The news that The Sun newspaper has finally abandoned its farcical Page 3 has been met with much celebration – and rightly so.
Speculation broke out late last night that Rupert Murdoch's media empire was finally killing off of its archaic feature, an inconceivable 45 years after its inception. According to the Times, Friday's edition was the last to print a topless woman – though the Sun is yet to release an official statement on the matter. An evasive tweet from head of PR Dylan Sharpe yesterday simply said: "Page 3 will be in @TheSunNewspaper tomorrow in the same place it's always been – between page 2 and page 4."
Unlike the usual bare offering, Monday's Page 3 featured model Rosie Huntington-Whiteley at least slightly covered up in lingerie, while today's paraded a pair of soap actresses in bikinis. Despite the Sun's attempts to dodge questioning, it seems that topless models – a source of great contention for many – may indeed have been relegated to the history books.
It's an incredible victory for the No More Page 3 campaign. A spokeswoman said it could be "a huge step for challenging media sexism" and online activists have been quick to celebrate the feature's demise.
This step is seen as part of a wider movement to see fair representation of women in the media, and is welcomed as significant progress in the fight for equality. There's also power in knowing that even the Sun might respond to a well-executed and dedicated campaign.
But this is no time to sit down, pat ourselves on the back and reach for a cup of tea. There is still far more to be done.
While Page 3 may no longer appear in print, it remains online. The Page 3 Twitter account tweeted a revealing picture of "flame-haired beauty Lucy" this morning, with a link to its paywalled website. And let's be honest, the updated print version is no less objectifying than its predecessor. Sure, the women might be wearing a bra, but it doesn't exactly scream liberation to me.
As long as women are commodified in the media, we haven't done enough. The issue is not nudity, as such, or an issue with the display of womanhood, but rather the fact that the female body is consistently and relentlessly portrayed as something to be consumed.
The primary problem with Page 3 is that it embodies a deeply ingrained mistreatment of women. It is a concept dreamt up not by the models themselves, but by men and women who recklessly use these women's bodies for commercial gain.
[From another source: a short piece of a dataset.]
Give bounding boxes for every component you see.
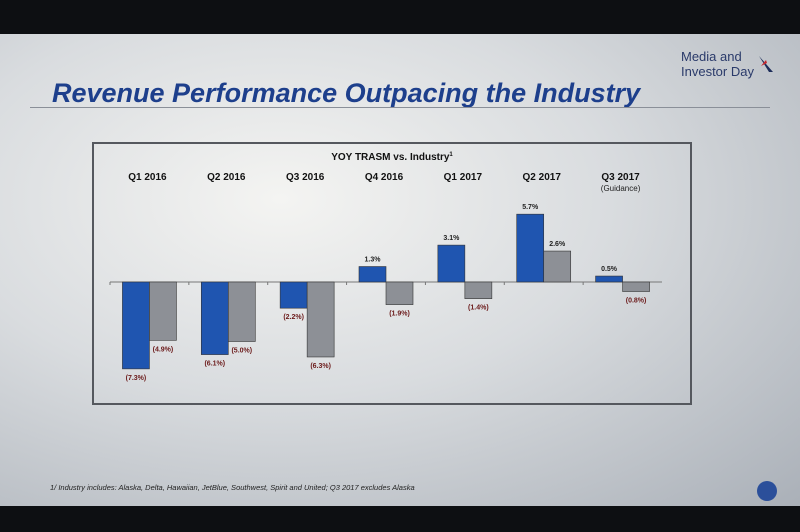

It's exploitative, manipulative and troubling to see in a country that claims to be committed to equal opportunity. How this practice has continued in a "family" newspaper for nearly half a century is staggering.
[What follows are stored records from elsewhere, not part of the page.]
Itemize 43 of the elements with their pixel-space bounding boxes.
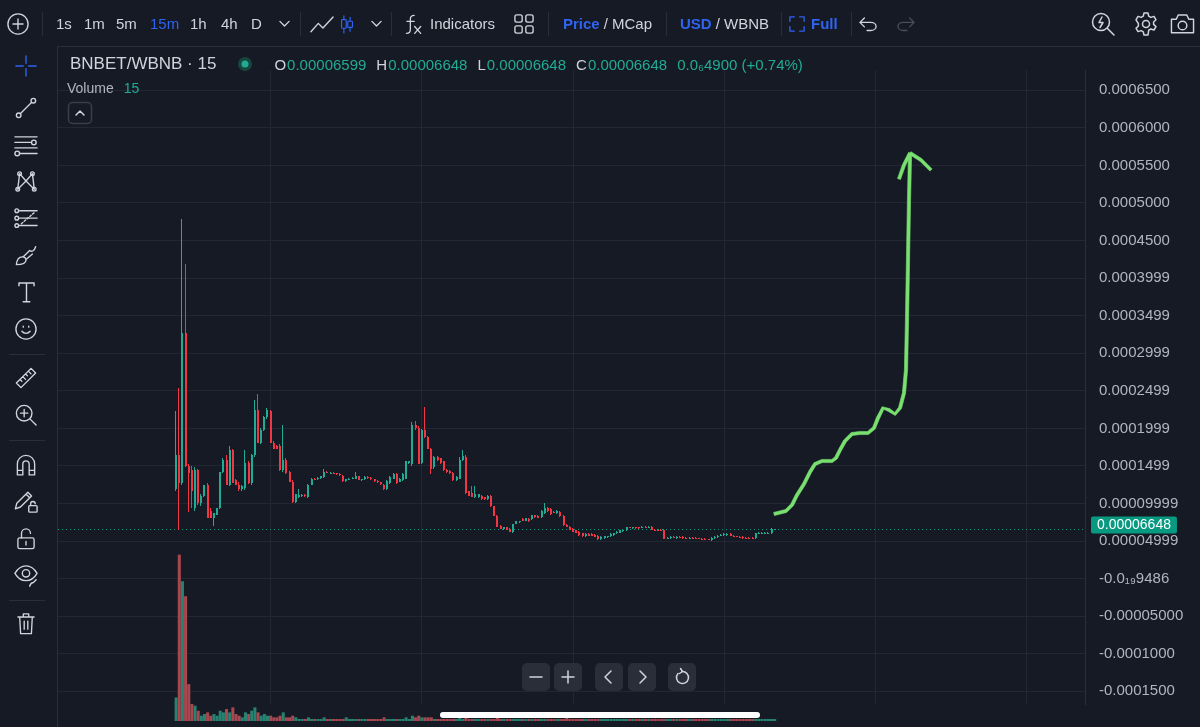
- text: 15m: [150, 15, 180, 33]
- text: D: [251, 15, 262, 33]
- y-tick-label: -0.00005000: [1099, 606, 1184, 624]
- y-tick-label: -0.0001500: [1099, 681, 1175, 699]
- y-tick-label: 0.00009999: [1099, 493, 1179, 511]
- text: USD: [680, 15, 712, 33]
- y-tick-label: 0.0006000: [1099, 117, 1170, 135]
- chart-title: BNBET/WBNB · 15: [70, 54, 217, 74]
- text: Price: [563, 15, 600, 33]
- annotation: 0.00006648: [486, 55, 567, 73]
- y-tick-label: 0.0002499: [1099, 380, 1170, 398]
- text: 5m: [116, 15, 137, 33]
- text: / WBNB: [715, 15, 770, 33]
- text: / MCap: [603, 15, 653, 33]
- annotation: L: [477, 55, 486, 73]
- y-tick-label: 0.0002999: [1099, 343, 1170, 361]
- annotation: C: [576, 55, 587, 73]
- text: Full: [811, 15, 838, 33]
- annotation: 0.00006648: [587, 55, 668, 73]
- text: Indicators: [430, 15, 496, 33]
- text: 4h: [221, 15, 238, 33]
- y-tick-label: 0.0005500: [1099, 155, 1170, 173]
- annotation: 0.0₆4900 (+0.74%): [677, 55, 803, 73]
- y-tick-label: -0.0₁₉9486: [1099, 568, 1170, 586]
- y-tick-label: 0.0001499: [1099, 456, 1170, 474]
- text: 1s: [56, 15, 72, 33]
- text: 1h: [190, 15, 207, 33]
- chart-title: Volume: [67, 80, 114, 96]
- annotation: O: [274, 55, 287, 73]
- text: 1m: [84, 15, 105, 33]
- annotation: 15: [123, 80, 140, 96]
- y-tick-label: 0.00004999: [1099, 531, 1179, 549]
- y-tick-label: -0.0001000: [1099, 643, 1175, 661]
- y-tick-label: 0.0001999: [1099, 418, 1170, 436]
- y-tick-label: 0.0003999: [1099, 268, 1170, 286]
- y-tick-label: 0.0006500: [1099, 80, 1170, 98]
- y-tick-label: 0.0003499: [1099, 305, 1170, 323]
- annotation: H: [376, 55, 388, 73]
- annotation: 0.00006599: [287, 55, 367, 73]
- y-tick-label: 0.0005000: [1099, 193, 1170, 211]
- ref-line-label: 0.00006648: [1097, 516, 1172, 533]
- annotation: 0.00006648: [388, 55, 468, 73]
- y-tick-label: 0.0004500: [1099, 230, 1170, 248]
We need people to champion women for their achievements, not their cup-size. Yes, the female body should be celebrated in all shapes and sizes, but that's not what The Sun does, however sweetly their PR team might try to spin it. Women have a right to be portrayed as equally intelligent and capable as men, and sprawling double-page spreads of Nadia from Leeds in a tiny bikini does nothing for the cause. She's worth more than that.
So we still need campaigns like This Girl Can and Ask Her More. We still need men to champion feminism, and women to support one another in believing that our value is greater than that so graciously bestowed upon us by Murdoch. We have an inherent dignity to protect, and the fight is not over just yet.
Carey Lodge is a journalist for Christian Today.